Thanks, I needed a kick in the backside for complaining lately lol.
I'm greatful I don't have to deal with any of that... at least not yet. This last week w/ one baby sick has been rough, I hope by the time I have as many as you I can handle it better than I am now.

I can already agree w/ the husband laying this type of thing on us though. Jas tries, but I still get the brunt of parental issues.

Like she said though, take a breath & you'll be fine. I'll be praying for yall.

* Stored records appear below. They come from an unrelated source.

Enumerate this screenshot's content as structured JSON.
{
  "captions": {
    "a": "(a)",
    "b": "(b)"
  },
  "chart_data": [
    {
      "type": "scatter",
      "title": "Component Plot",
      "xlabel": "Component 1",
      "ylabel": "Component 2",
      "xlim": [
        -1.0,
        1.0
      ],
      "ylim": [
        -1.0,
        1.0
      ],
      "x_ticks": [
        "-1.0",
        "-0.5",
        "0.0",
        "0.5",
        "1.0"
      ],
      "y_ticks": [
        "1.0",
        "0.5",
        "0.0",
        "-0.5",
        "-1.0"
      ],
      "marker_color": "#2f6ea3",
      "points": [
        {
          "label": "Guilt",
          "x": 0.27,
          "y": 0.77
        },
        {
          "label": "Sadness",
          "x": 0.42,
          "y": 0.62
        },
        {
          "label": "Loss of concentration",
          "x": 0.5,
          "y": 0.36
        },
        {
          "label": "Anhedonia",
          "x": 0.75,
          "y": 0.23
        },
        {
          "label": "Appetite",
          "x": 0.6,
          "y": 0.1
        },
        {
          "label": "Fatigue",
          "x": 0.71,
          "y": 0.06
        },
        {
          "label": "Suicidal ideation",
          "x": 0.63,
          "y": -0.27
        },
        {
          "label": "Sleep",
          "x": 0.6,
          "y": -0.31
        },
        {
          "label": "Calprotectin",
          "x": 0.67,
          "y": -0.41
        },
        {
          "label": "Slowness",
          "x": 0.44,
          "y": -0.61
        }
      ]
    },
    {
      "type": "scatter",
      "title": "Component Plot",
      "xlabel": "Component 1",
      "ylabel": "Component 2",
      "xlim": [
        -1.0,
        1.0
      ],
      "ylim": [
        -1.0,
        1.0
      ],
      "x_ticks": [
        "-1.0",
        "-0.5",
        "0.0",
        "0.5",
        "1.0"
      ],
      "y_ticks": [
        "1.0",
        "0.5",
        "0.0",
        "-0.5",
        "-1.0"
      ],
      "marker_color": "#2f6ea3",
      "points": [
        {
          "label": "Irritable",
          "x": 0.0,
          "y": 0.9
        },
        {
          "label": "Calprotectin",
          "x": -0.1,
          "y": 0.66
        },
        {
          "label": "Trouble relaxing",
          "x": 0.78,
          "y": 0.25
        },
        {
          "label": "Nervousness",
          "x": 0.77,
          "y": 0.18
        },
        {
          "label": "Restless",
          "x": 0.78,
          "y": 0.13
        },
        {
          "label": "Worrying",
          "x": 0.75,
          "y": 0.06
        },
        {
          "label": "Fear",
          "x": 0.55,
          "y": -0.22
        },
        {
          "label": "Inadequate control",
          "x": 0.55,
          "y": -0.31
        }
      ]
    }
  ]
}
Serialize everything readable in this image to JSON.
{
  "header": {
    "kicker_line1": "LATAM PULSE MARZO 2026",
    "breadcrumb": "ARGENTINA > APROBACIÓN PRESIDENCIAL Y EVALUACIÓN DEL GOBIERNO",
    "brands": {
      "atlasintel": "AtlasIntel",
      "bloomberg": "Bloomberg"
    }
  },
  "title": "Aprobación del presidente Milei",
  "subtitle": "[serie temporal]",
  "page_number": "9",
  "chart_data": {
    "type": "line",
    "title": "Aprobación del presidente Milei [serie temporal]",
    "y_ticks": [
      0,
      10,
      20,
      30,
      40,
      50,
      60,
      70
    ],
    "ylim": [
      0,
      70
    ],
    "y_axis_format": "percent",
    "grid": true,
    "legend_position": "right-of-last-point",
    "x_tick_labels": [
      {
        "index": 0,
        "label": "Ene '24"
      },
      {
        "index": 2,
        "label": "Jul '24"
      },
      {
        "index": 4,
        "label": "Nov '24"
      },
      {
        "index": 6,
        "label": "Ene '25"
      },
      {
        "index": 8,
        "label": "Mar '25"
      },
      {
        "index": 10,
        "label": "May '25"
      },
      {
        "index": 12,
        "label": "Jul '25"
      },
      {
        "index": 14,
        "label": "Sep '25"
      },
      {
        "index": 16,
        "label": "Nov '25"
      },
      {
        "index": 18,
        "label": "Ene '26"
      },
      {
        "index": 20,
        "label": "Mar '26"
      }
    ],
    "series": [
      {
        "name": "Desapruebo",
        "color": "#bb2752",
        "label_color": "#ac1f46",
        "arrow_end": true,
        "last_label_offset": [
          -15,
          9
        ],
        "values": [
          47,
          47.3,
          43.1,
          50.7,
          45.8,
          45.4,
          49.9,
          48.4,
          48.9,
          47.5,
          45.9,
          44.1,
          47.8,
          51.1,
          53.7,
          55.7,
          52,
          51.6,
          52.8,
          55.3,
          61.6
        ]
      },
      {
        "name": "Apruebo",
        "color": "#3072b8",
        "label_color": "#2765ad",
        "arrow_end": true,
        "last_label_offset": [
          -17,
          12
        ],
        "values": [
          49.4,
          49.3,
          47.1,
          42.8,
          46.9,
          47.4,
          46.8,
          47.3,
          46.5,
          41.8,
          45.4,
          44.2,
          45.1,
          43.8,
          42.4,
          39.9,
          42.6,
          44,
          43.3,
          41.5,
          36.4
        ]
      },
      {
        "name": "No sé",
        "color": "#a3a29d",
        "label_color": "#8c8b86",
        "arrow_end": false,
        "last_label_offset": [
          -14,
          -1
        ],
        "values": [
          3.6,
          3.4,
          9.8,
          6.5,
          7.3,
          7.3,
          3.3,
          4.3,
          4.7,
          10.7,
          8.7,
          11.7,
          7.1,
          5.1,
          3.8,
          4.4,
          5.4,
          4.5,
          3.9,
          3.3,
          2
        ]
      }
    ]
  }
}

Bird's Eye View Photography said...

For sure moms do it all... unless it is a single dad raising the child, it falls to the mother. That is just the way that it is. I work as much as my husband, but I am the one that does all the running with the kids, the staying home when they are sick and so forth. I can count on one hand the times he has tekn them to the doctor-- though neither of mine have serious problems...

One day at a time, one appointment at a time!

Anonymous said...

I'm sorry that almost all of your kids are having health issues. I can't relate, but I feel for you.

I can relate to having to do it all (to some degree at least). It's always the woman's job and then when you have kids it seems like it becomes 10 times worse!

I'll be praying for you and the kids!